In March 2007, the RCN carried out an extensive survey of members to explore their attitudes towards this clinical issue.

Nearly 2,200 members took part. The survey revealed the following:

  • 81 per cent said patient nutrition as a clinical issue is “extremely important” while 92 per cent said they would support a campaign by the RCN to raise awareness of nutrition and its benefits
  • 42 per cent of nurses said they felt there was not enough time to devote to patient nutrition
  • 28 per cent said there is not a requirement in the nursing documentation to record a nutritional assessment
  • 25 per cent said patients are not assessed for malnutrition on admission to hospital or on first appointment in the community
  • 42 per cent said the nutritional content of the food provided for patients was “average”, “poor” or “very poor”
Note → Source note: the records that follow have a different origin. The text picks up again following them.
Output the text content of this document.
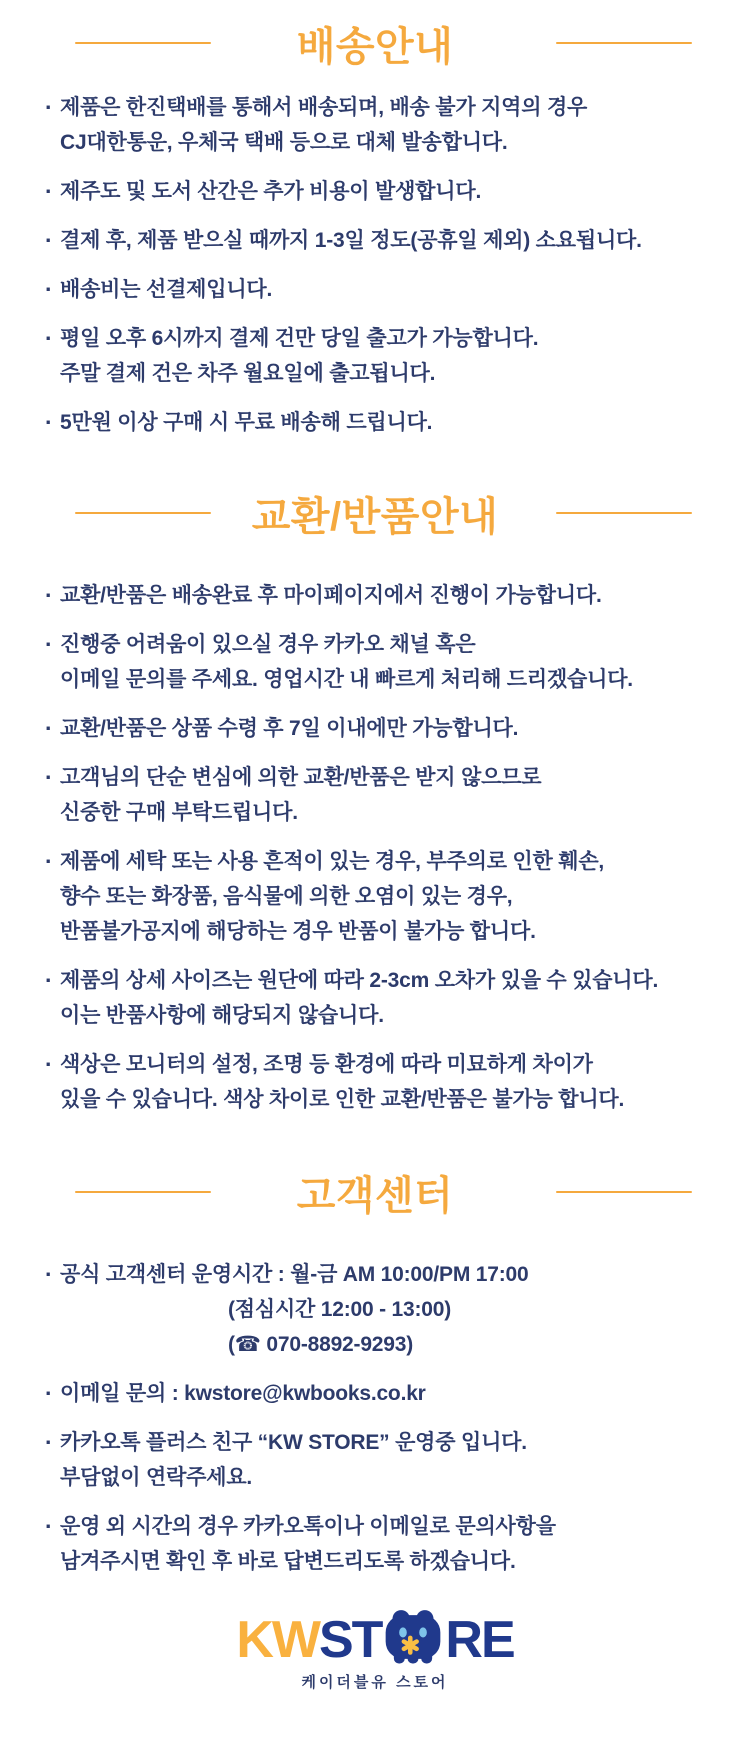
배송안내
· 제품은 한진택배를 통해서 배송되며, 배송 불가 지역의 경우
CJ대한통운, 우체국 택배 등으로 대체 발송합니다.
· 제주도 및 도서 산간은 추가 비용이 발생합니다.
· 결제 후, 제품 받으실 때까지 1-3일 정도(공휴일 제외) 소요됩니다.
· 배송비는 선결제입니다.
· 평일 오후 6시까지 결제 건만 당일 출고가 가능합니다.
주말 결제 건은 차주 월요일에 출고됩니다.
· 5만원 이상 구매 시 무료 배송해 드립니다.
교환/반품안내
· 교환/반품은 배송완료 후 마이페이지에서 진행이 가능합니다.
· 진행중 어려움이 있으실 경우 카카오 채널 혹은
이메일 문의를 주세요. 영업시간 내 빠르게 처리해 드리겠습니다.
· 교환/반품은 상품 수령 후 7일 이내에만 가능합니다.
· 고객님의 단순 변심에 의한 교환/반품은 받지 않으므로
신중한 구매 부탁드립니다.
· 제품에 세탁 또는 사용 흔적이 있는 경우, 부주의로 인한 훼손,
향수 또는 화장품, 음식물에 의한 오염이 있는 경우,
반품불가공지에 해당하는 경우 반품이 불가능 합니다.
· 제품의 상세 사이즈는 원단에 따라 2-3cm 오차가 있을 수 있습니다.
이는 반품사항에 해당되지 않습니다.
· 색상은 모니터의 설정, 조명 등 환경에 따라 미묘하게 차이가
있을 수 있습니다. 색상 차이로 인한 교환/반품은 불가능 합니다.
고객센터
· 공식 고객센터 운영시간 : 월-금 AM 10:00/PM 17:00
(점심시간 12:00 - 13:00)
(☎ 070-8892-9293)
· 이메일 문의 : kwstore@kwbooks.co.kr
· 카카오톡 플러스 친구 “KW STORE” 운영중 입니다.
부담없이 연락주세요.
· 운영 외 시간의 경우 카카오톡이나 이메일로 문의사항을
남겨주시면 확인 후 바로 답변드리도록 하겠습니다.
KW ST RE
케이더블유 스토어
  • According to survey participants in the acute sector, the top six barriers to achieving good nutrition are: availability of food outside of mealtimes (49 per cent); not enough staff to help patients eat (46 per cent); the choice of food (42 per cent); not enough staff to monitor patients’ intake of food and water (38 per cent); the quality and presentation of food (36 per cent); staff concerned with other priorities such as medical rounds (34 per cent).
  • Meanwhile, the top six barriers to achieving good nutrition in the community sector are: Lack of client/patient motivation (73 per cent); low income of clients/patients (59 per cent); low level of patient/client education (58 per cent); clients who have a long history of eating mainly fast foods (48 per cent); poor access to nutritious and affordable fresh foods (39 per cent); lack of nurse time (30 per cent).